To test if an isoform pair distribution was significantly non-random, we applied the X^{2} goodness-of-fit test combined with a permutation-based approach. For an isoform pair {*a*, *b*}, we permute the isoform vectors and calculate Δ_{a,b,perm}, which is the expression difference between the permuted isoform *a* and isoform *b* vectors, 10000 permutations were applied. Next, we estimate the mean, *E*(Δ_{a,b,perm}), from the permutations and for each bin. The permutation-based null distribution was derived from the X^{2} goodness-of-fit test of *k*th permuted isoform pairs Δ_{a,b,perm(k)} and *E*(Δ_{a,b,perm}). The observed test statistic was derived from the X^{2} goodness-of-fit test between Δ_{a,b} and *E*_{a,b,perm}). Finally, a p-value was computed by comparing the observed test statistic with the permutation-based null distribution of the X^{2} statistic. To determine significant (non-random) isoform-pairs, false discovery rate (FDR) was estimated from p-values using Benjamini & Hochberg (BH) multiple testing method (26).

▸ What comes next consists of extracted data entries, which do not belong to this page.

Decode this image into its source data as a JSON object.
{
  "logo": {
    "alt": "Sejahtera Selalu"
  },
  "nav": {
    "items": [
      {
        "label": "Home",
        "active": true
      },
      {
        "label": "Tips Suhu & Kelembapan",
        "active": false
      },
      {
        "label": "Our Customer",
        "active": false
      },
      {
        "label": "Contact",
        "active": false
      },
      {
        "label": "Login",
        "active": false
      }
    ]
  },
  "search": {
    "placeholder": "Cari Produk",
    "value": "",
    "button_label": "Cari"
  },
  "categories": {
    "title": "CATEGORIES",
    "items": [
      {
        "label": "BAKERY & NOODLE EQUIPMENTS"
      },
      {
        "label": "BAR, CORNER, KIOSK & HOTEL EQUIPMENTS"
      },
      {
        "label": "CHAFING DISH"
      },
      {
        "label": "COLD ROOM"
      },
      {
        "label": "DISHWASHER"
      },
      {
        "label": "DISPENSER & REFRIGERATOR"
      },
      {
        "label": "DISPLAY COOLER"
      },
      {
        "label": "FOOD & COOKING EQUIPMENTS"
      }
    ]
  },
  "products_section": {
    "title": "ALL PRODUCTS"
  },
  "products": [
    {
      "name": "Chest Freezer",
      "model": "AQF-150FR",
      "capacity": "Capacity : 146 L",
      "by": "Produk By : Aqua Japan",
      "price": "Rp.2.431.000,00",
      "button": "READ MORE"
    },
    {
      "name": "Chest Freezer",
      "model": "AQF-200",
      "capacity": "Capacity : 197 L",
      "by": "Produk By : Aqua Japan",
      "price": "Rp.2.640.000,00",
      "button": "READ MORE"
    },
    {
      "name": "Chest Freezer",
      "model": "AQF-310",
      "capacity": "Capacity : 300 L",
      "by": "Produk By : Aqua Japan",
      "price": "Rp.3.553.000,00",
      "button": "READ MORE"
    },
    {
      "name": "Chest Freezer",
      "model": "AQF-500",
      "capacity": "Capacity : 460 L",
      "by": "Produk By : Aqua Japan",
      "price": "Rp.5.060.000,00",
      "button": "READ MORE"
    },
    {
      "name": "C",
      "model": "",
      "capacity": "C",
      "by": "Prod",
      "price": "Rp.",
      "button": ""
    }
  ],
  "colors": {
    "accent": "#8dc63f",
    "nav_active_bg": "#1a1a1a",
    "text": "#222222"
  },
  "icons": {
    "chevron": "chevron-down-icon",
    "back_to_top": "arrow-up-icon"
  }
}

### Differential pattern analysis

We test if a treatment effect (metformin exposure) was associated with the probability of cells of being clustered into a particular mixture model component in the isoform pattern models, which would suggest a treatment effect on the distribution of isoform pairs. For each mixture model with more than one component, we assigned individual cells to components (cluster labels) based on the estimate of the probability that cell *i* belongs to component *k*. Subsequently, we applied a permutation test to test the association between the cluster labels and the metformin treatment status. In the permutation test we permuted the metformin treatment factor (10000 permutations). Next, we established a null-distribution from the X^{2} statistics of chi-squared test between the cluster labels and the permuted group labels. Finally, we computed the X^{2} statistic of chi-squared test between cluster labels and the true group labels, and compared it to the permutation-based null distribution to obtain a permutation-based p-value. False discovery rate (FDR) was estimated from the p-values using Benjamini & Hochberg (BH) multiple testing method (26).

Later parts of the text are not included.